Screaming in my face for no reason. Stealing property from me and some things so bad that I don't feel comfortable discussing them in this forum. It was not just me. It was his girlfriend, later on his wife and his own daughter. He borrowed money from me he never intended to pay back. He actually broke into my house and I had to have him arrested. Its been a long time but some things stick with you. He never kept his word and was in fact a liar. I don't care how long ago it was. I'm not going through that again.
 
Having experienced friendships with both addicts and former-addicts... I can certainly empathize with the lack of trust that develops. However, when confronted with someone who claims to have cleaned up, I see more than just the following two options:

1) Turn the person away, wanting nothing to do with them.
2) Welcome them into my home with open arms.

There is always the possibility of meeting with them in more neutral social settings on occasion... a dinner at a restaurant on occasion. I would make it known that proof is in the pudding... I don't accept this change and recovery until it is proven to me. My family and home would be off-limits until I was satisfied with the former-addict's behavior.

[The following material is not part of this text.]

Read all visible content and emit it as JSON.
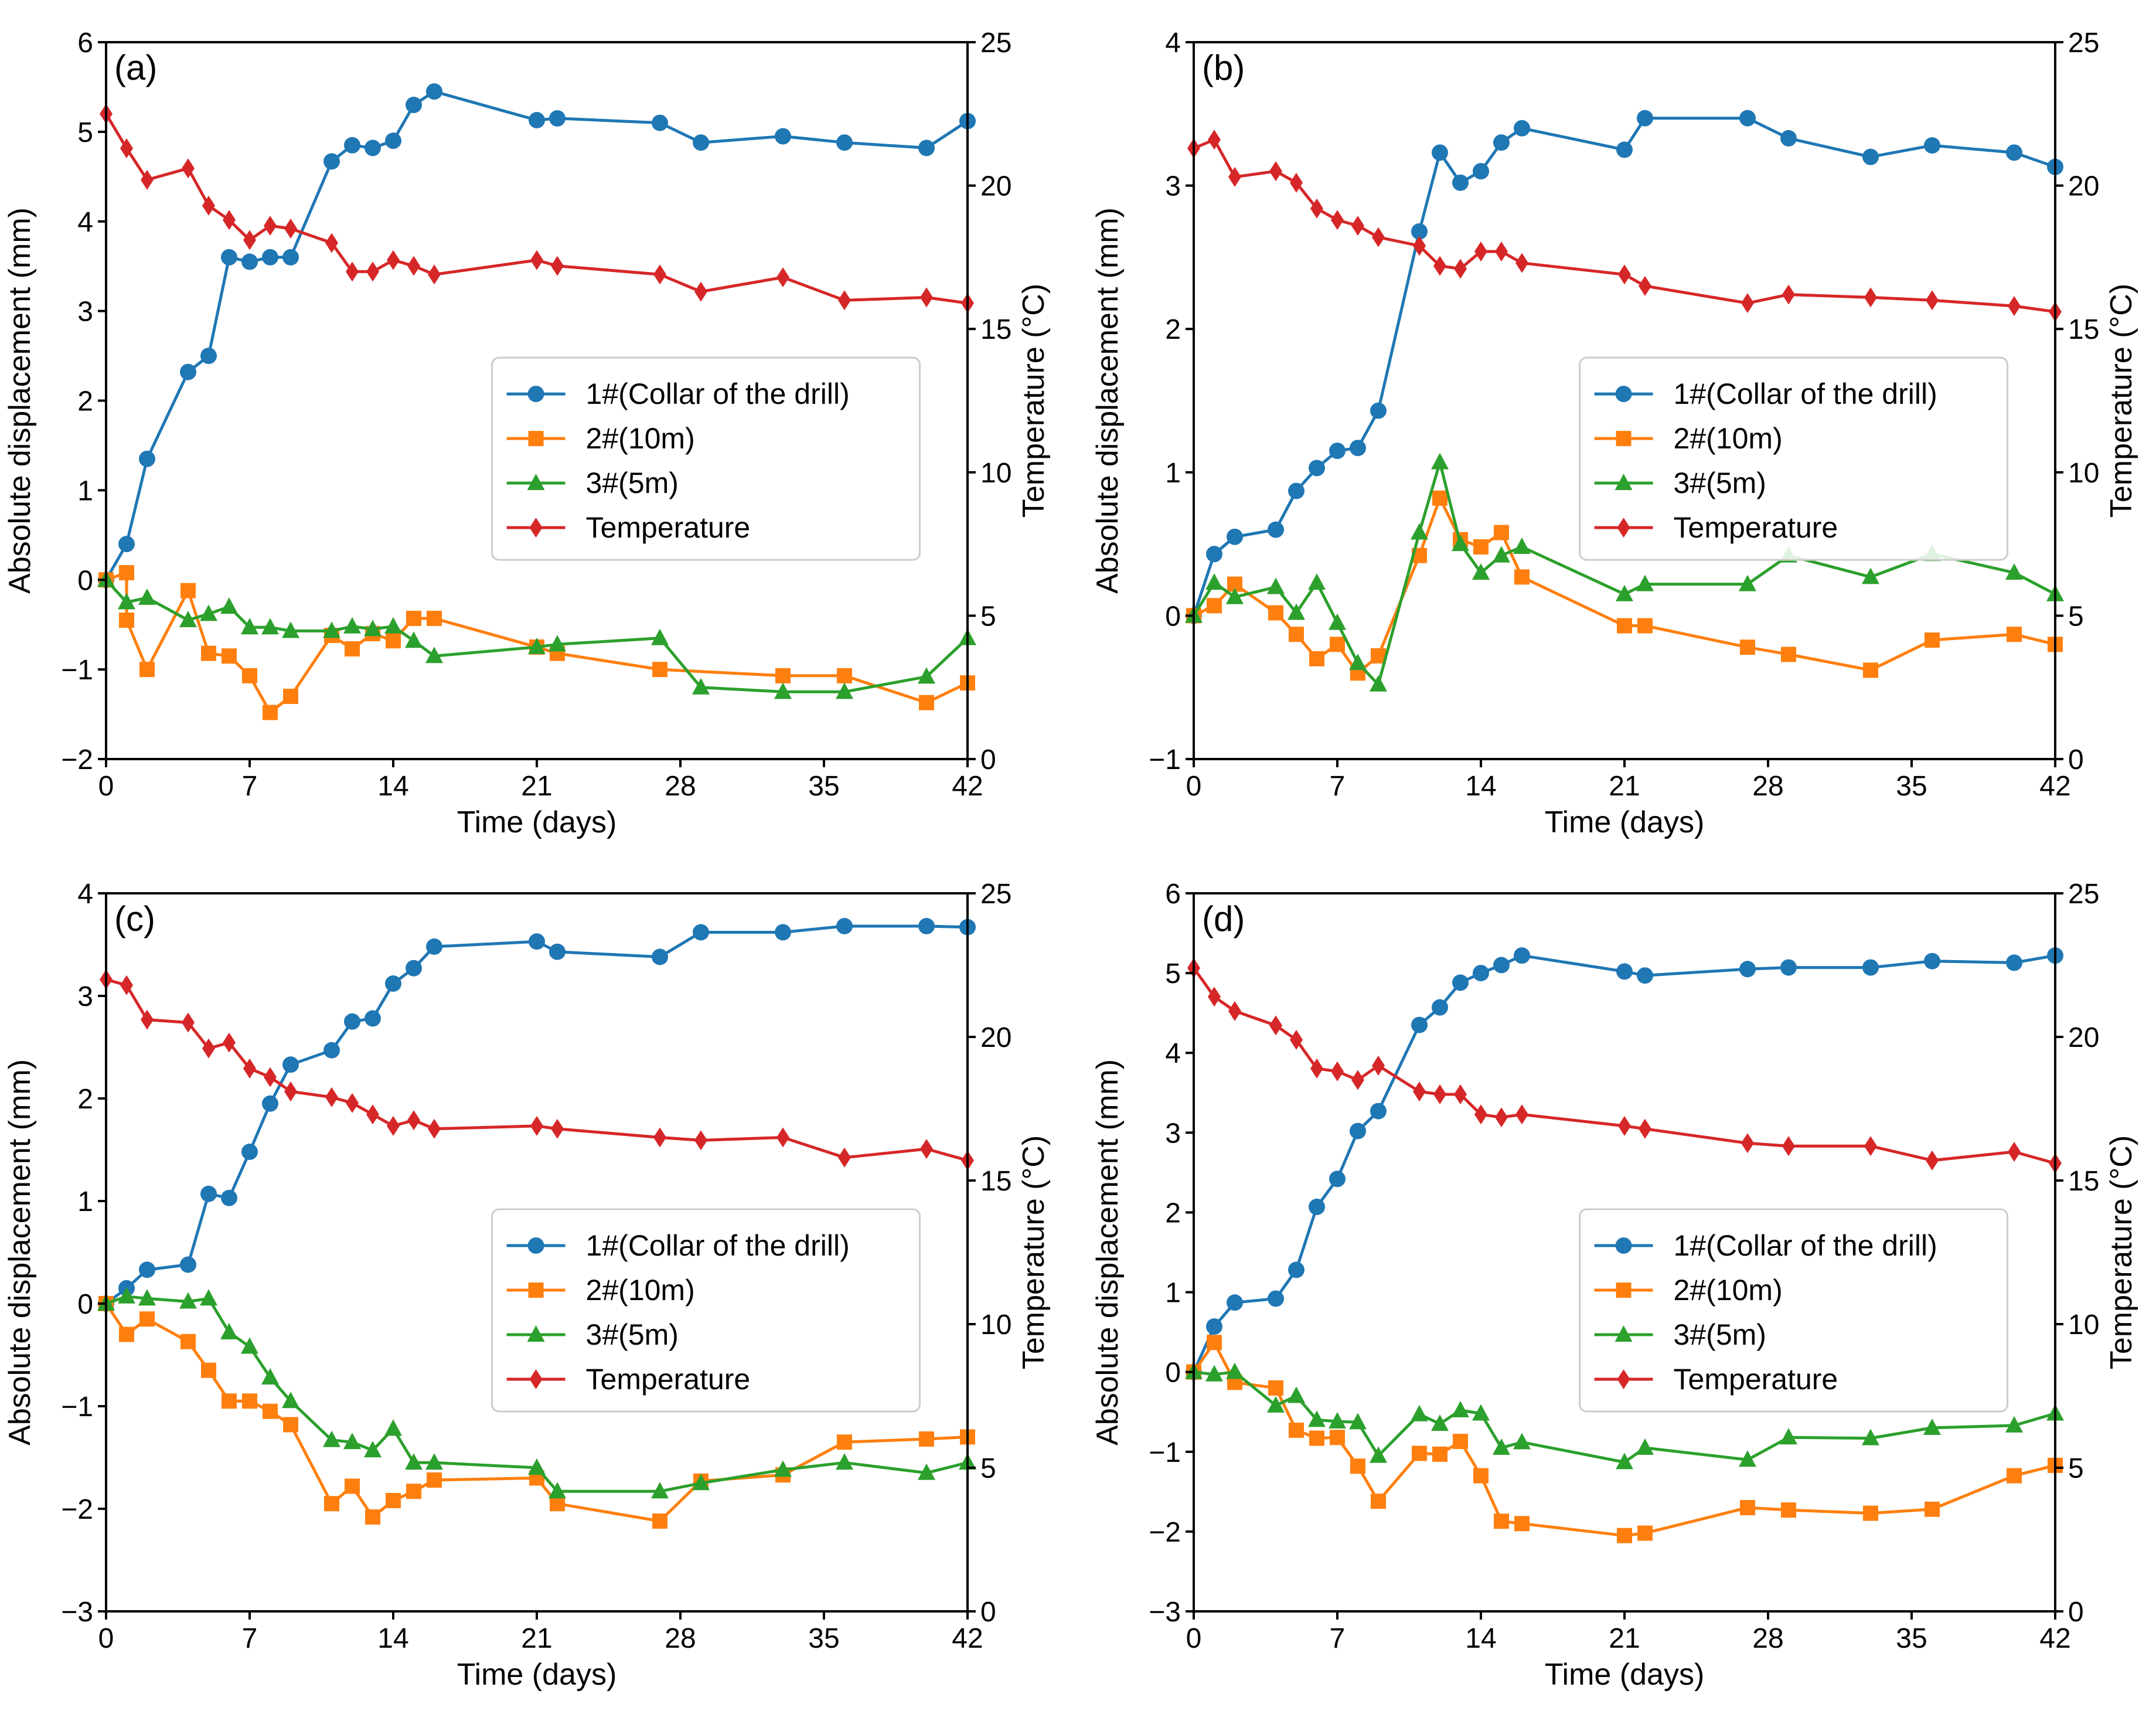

This, of course, depends entirely on previous experience with this individual. If a former friend had broken into my home as Cainkane relates, I imagine my reaction may be identical.
 
You're right. Not just a bit of self-selecting samplage, as I read your post, but 100 percent. And it was somewhat unfair to those who go right and stay right.

In my personal experience however, those who don't die have not gone on to be much more than barely sustained junkies.

As for the hospital? You are correct that all I see are people at their worst, and that makes me uninterested in dealing with certain personality types.

I should say, but for my decision never to use heroin or cocaine, I might've been a sick, shaky addict myself. If pot had an equal potential for addiction I might have been one...

Fair 'nuff.
 
I understand that addicts (particularly destructive ones) have a habit of being less than truthful. I don't discount anything you or Magnifico are saying.

But rather than get more information and determine whether or not the acquaintance really had cleaned himself up (which can and does happen), Cainkane just blew him off.

So unless there's a bit of information Cainkane didn't provide, I'll stand by my opinion that he acted like a jerk.
Suit yourself but I'm the type of person who believes there should be negative consequences to negative behaviours. It really doesn't matter to me if he has cleaned himself up. After the way he acted I feel he doesn't deserve the friendship of a person who has walked a straight line all of my life. I'm not perfect but I've never been one to hurt and use someone who has done nothing to me. When I had him arrested for breaking and entering my home and stealing my TV and some money etc a neighbor saw him and called police. I got my property back and he was put on probation. I told him to get out of my life and stay out. He came back 30 years later and I told him to stay away from me. He's stuck with my initial decision.